A New York Times style section piece is trumpeting the return of the glamour shot in the modern form of the “glamour selfie,” a professionally photographed portrait to be used on a person’s social media profile to create “personal brand buzz.” The women and men interviewed in the piece are almost exclusively in California, are all in their 30s and 40s, and are “sparing no expense to treat themselves to iconic portrait sessions that produce profile shots for Facebook and Twitter that could double as covers of Vogue.” These photo shoots cost between $1,000 and $4,000, and the people who pay for them say ridiculous things like, “I love being a rock star in my own life.”

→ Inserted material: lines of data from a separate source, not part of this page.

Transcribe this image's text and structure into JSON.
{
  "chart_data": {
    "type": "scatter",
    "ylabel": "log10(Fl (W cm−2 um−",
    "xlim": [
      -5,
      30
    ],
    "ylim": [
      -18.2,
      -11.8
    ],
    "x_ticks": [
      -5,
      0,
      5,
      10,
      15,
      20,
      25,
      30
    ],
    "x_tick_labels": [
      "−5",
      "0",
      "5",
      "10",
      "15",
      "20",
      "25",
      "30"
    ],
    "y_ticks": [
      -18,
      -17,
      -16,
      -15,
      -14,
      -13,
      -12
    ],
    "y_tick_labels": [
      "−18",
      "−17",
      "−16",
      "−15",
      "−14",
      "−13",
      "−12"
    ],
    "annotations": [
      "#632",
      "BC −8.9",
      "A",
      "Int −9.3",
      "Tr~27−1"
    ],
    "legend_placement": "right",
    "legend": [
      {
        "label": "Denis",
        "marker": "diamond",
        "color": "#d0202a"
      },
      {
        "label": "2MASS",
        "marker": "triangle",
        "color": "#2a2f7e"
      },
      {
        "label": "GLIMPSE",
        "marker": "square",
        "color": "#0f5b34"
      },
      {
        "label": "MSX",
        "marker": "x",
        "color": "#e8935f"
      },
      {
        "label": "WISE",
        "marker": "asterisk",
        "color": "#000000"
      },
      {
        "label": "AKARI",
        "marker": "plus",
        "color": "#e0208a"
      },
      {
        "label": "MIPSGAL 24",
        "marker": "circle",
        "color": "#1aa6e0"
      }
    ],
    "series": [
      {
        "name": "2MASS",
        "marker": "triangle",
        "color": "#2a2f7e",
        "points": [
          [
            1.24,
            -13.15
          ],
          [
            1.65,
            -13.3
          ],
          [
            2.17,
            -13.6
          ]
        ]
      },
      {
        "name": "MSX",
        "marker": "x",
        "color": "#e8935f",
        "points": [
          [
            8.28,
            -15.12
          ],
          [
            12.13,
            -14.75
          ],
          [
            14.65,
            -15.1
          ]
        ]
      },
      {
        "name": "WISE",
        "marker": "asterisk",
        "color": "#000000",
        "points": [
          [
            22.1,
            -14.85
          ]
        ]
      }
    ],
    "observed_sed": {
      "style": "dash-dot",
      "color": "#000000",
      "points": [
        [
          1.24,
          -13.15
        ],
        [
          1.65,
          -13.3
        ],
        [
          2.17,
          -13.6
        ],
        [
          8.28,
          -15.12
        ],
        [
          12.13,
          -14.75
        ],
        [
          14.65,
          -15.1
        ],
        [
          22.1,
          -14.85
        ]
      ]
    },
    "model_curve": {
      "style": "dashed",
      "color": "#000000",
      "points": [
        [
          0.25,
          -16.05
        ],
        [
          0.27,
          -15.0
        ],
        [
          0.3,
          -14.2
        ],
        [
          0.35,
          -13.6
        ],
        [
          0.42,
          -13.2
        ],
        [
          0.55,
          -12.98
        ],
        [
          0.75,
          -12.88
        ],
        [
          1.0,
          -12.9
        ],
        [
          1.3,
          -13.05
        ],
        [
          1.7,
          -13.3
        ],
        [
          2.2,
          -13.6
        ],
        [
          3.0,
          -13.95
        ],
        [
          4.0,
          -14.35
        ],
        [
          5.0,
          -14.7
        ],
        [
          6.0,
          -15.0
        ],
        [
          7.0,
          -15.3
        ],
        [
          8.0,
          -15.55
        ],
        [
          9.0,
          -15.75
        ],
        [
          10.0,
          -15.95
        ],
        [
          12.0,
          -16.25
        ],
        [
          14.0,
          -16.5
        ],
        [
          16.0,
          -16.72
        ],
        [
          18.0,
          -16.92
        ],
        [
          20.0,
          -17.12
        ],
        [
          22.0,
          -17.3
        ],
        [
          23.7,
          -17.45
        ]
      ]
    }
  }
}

It would be easy to dismiss this as another self-involved rich person fake trend (especially because the Times’ term for it, “glamour selfie,” doesn’t even make sense—these are portraits, not selfies). But, though this goes unsaid in the piece, I can see how shelling out for these photo shoots might be a weapon in fighting back against age discrimination in the working world. The one man in the piece, Sean Behr, who is a tech entrepreneur and got some “breezy” photographs taken of himself in a V-neck, points out the connection between the photographs and work, saying, “Social media is a place where real business is actually happening.”
He doesn’t explicitly mention age being a factor in his decision to take the pictures (he’s 38), but it’s not really a leap to think that a tech founder would want to look as young as possible. After all, Silicon Valley is a place where 26-year-olds get hair plugs because they’re so afraid of looking over-the-hill and Facebook is going after high school students for coveted, high-paying internships. Another person quoted in the piece is a 34-year-old software engineer in Los Altos who dressed up like a “a wind-swept California waif,” among other costume changes, for her photo shoot. Definitely a youthful look.
Studies have shown that in Massachusetts and Florida, women over 50 are much less likely to even get to the interview stage of a job than younger women and men, and if you own your own business, people may pass you over for a younger version. But in Silicon Valley, where 30 is basically dead, it makes (sad) sense for a 34-year-old to shell out for a Google Plus profile pic that she describes as her inner “dark princess.”
All of this is not to say that we should all rush out and spend thousands of hard-earned dollars to dress up and get photographed like a Depression-era vamp. But if you are up for a high-paying job or an entrepreneurial opportunity where your age could work against you, maybe the price of these shots will end up paying dividends.